February 16, 2005 [LINK]

"Backyard" bird watching

As everyone knows (or should know), Central America is the "backyard" of the good ol' U.S.A. So, when you go bird watching down here, you are in effect doing "backyard" bird watching. smile Today Jacqueline and I splurged on a "package tour," something I have rarely if ever done before. The prime birding and nature hot spots in Costa Rica are in very remote places, so I figured it would be better to start off with a guide. I almost regretted my decision after our first stop, the Poas volcano, about 25 miles NW of San Jose. It is one of a chain of volcanoes anchoring a mountain range that stretches across the middle of the country, from northwest to southeast. The higher elevations are a "cloud forest," which means that it is almost always raining or drizzling or misting. I was prepared with a proper jacket and umbrella, but the clouds and precipitation reduced visibility so much that we couldn't see anything inside the crater, which is supposed to be the second biggest one in the world. Fortunately, I saw a number of good birds, including some Sooty-capped bush tanagers, a Sooty-faced finch, a Black-cowled oriole, a Scarlet-thighed dacnis, among others. All those birds made it a worthwhile stop after all.

The we went to La Paz Waterfall, located on the eastern slope of Poas volcano. It includes an enclosed butterfly sanctuary, where we saw hundreds of chrysalises and/or cocoons. We actually saw an exotic butterfly emerge and take flight for the very first time in its life!
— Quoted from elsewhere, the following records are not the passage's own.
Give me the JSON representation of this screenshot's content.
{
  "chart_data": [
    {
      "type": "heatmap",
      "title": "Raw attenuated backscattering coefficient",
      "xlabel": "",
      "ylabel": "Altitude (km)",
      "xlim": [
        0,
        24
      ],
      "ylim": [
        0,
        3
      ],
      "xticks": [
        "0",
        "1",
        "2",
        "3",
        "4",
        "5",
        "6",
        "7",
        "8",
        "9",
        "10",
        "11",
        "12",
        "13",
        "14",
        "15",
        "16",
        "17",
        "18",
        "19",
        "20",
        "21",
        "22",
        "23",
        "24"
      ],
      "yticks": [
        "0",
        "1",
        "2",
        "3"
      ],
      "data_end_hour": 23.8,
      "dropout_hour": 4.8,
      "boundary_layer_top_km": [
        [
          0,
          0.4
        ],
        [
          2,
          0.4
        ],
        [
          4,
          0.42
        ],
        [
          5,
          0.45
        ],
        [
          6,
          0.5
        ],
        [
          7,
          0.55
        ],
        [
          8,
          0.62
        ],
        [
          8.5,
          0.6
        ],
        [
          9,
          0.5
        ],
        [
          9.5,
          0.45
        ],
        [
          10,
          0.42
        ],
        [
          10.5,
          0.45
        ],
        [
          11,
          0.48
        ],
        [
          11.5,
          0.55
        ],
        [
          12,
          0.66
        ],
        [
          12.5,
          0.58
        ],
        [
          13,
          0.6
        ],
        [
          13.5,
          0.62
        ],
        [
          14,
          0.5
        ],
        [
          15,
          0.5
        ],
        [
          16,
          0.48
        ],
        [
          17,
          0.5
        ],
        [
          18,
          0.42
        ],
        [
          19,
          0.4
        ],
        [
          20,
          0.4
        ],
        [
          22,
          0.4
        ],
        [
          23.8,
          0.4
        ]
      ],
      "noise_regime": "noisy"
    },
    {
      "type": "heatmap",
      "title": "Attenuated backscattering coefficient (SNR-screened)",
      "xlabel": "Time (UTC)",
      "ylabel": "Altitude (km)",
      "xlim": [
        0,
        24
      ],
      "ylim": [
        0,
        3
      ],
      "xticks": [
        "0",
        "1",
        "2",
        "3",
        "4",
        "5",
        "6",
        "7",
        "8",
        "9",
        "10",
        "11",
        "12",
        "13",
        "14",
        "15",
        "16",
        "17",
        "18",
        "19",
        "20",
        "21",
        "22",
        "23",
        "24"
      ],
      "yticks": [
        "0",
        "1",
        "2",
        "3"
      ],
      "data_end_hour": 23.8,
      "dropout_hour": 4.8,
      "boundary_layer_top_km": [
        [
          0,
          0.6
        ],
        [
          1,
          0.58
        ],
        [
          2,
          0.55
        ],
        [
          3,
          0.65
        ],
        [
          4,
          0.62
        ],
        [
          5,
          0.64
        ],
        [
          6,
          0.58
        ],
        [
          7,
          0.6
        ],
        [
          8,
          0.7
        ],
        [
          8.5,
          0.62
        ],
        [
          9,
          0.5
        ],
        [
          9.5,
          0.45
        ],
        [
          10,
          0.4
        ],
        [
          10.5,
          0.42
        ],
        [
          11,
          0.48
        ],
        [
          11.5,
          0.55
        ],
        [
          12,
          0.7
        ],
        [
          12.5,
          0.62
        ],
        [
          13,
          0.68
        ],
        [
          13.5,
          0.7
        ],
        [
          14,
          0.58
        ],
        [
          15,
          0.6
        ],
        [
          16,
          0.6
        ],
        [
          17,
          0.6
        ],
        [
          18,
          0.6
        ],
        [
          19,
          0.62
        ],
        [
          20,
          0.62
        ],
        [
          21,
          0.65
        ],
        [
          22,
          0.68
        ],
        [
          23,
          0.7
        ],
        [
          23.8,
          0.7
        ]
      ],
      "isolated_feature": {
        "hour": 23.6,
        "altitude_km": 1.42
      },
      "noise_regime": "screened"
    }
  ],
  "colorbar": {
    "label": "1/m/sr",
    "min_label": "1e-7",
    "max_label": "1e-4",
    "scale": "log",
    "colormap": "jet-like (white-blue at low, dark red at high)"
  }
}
But for me the biggest thrill was the hummingbird center, where dozens of feeders attracted a constant stream of so many different species of hummingbirds that there was no way I could hope to identify most of them. Actually, though, there was a way: our Canon DV camera! I tried my best to get as many of those tiny speedsters on tape as I could, and after further review, I would say I can probably identify at least six or seven species, maybe more. By far the best was the large Violet saber-wing. A German couple was blocking my camera angle for crucial minutes, and I almost despaired of one of the greatest bird photo-ops ever. At last, they moved, and I got some great shots. But wait, there's more! While at La Paz we also saw several Rose-breasted grosbeaks, Silver-throated tanagers (not well named, as you will soon see from the photos I took), Tennessee warblers, and others not yet identified. Finally, we walked along a precarious set of steel grate walkways to see the La Paz Waterfalls, which are awesome. The cloud forest foliage was just too thick to get good views of the many birds I heard and glimpsed.

Our final stop of the day was the Doka Estate coffee plantation, in the foothills between Poas volcano and San Jose. Just before we arrived there I spotted some kind of a hawk along the road. It was a pleasant and informative tour of the farm, the coffee bean sorting equipment, and the roasting mill. It is a modern monoculture plantation, however, which means that it is not good habitat for songbirds. Also, shade-grown coffee is better quality than coffee from trees grown in open fields, and I bought a bag of organic shade-grown coffee. Finally our tour bus brought us back to Kap's Place in San Jose. Another busy, exhausting, extremely rewarding day!

Tomorrow we may take a bus/boat trip to the Caribbean coast, or perhaps head south to the Pacific beaches. Maybe we can squeeze both in!